Image credit: George Torode
British poet Linton Kwesi Johnson is presented with the prize and delivers an address.
This is a live online event. Bookers will be sent a link in advance giving access.
The PEN Pinter Prize was established in 2009 by the charity English PEN, which defends freedom of expression and celebrates literature. In memory of Nobel-Laureate playwright Harold Pinter, the prize is awarded annually to a writer of outstanding literary merit resident in the United Kingdom, the Republic of Ireland or the Commonwealth who, in the words of Harold Pinter’s Nobel Prize in Literature speech, casts an ‘unflinching, unswerving’ gaze upon the world and shows a ‘fierce intellectual determination… to define the real truth of our lives and our societies’.
Linton Kwesi Johnson was chosen by this year’s judges; The Guardian’s Associate Editor for Culture Claire Armitstead; Dialogue Books Publisher Sharmaine Lovegrove, and author Max Porter.
The judges said of Johnson: ‘Linton Kwesi Johnson is a poet, reggae icon, academic and campaigner, whose impact on the cultural landscape over the last half century has been colossal and multi-generational.
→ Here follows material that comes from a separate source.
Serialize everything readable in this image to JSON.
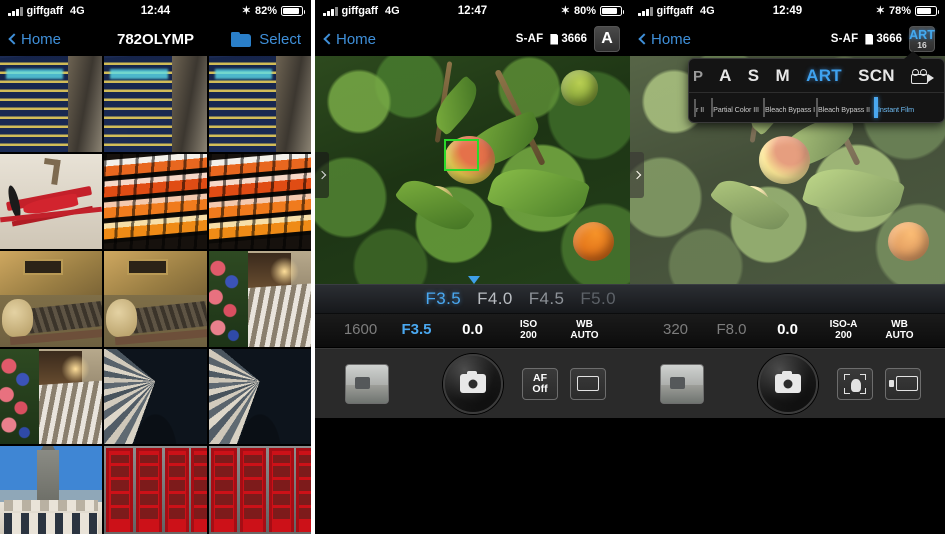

His political ferocity and his tireless scrutiny of history are truly Pinteresque, as is the humour with which he pursues them.’
The prize will be shared with an International Writer of Courage: a writer who is active in defence of freedom of expression, often at great risk to their own safety and liberty, selected by Linton Kwesi Johnson from a shortlist of international cases supported by English PEN. The co-winner will be announced at the event, where they will accept their prize alongside Linton Kwesi Johnson.
The PEN Pinter Prize is supported by the generosity of the Blavatnik Family Foundation and Ruth Maxted.
About Linton Kwesi Johnson
Linton Kwesi Johnson was born on 24 August 1952 in Chapelton, Clarendon in rural Jamaica. He came to London in 1963, went to Tulse Hill Secondary School and studied Sociology at Goldsmiths’ College, University of London. Whilst at school he joined the Black Panthers, helped to organise a poetry workshop within the movement and developed his work with Rasta Love, a group of poets and drummers. In 1977 he was awarded a C Day Lewis Fellowship, becoming the writer-in-residence for the London Borough of Lambeth for that year. He went on to work as the Library Resources and Education Officer at the Keskidee Centre, the first home of black theatre and art.
In 1974 Race Today published his first poetry collection, Voices of the Living and the Dead. Dread Beat An’ Blood was published in 1975 by Bogle-L’Ouverture and was also the title of his first LP released by Virgin (1978). That year also saw the release of the film Dread Beat An’ Blood, a documentary on Johnson’s work. In 1980 Race Today published Inglan Is A Bitch and there were four more albums with Island: Forces of Victory (1979), Bass Culture (1980), LKJ in Dub (1981) and Making History (1983).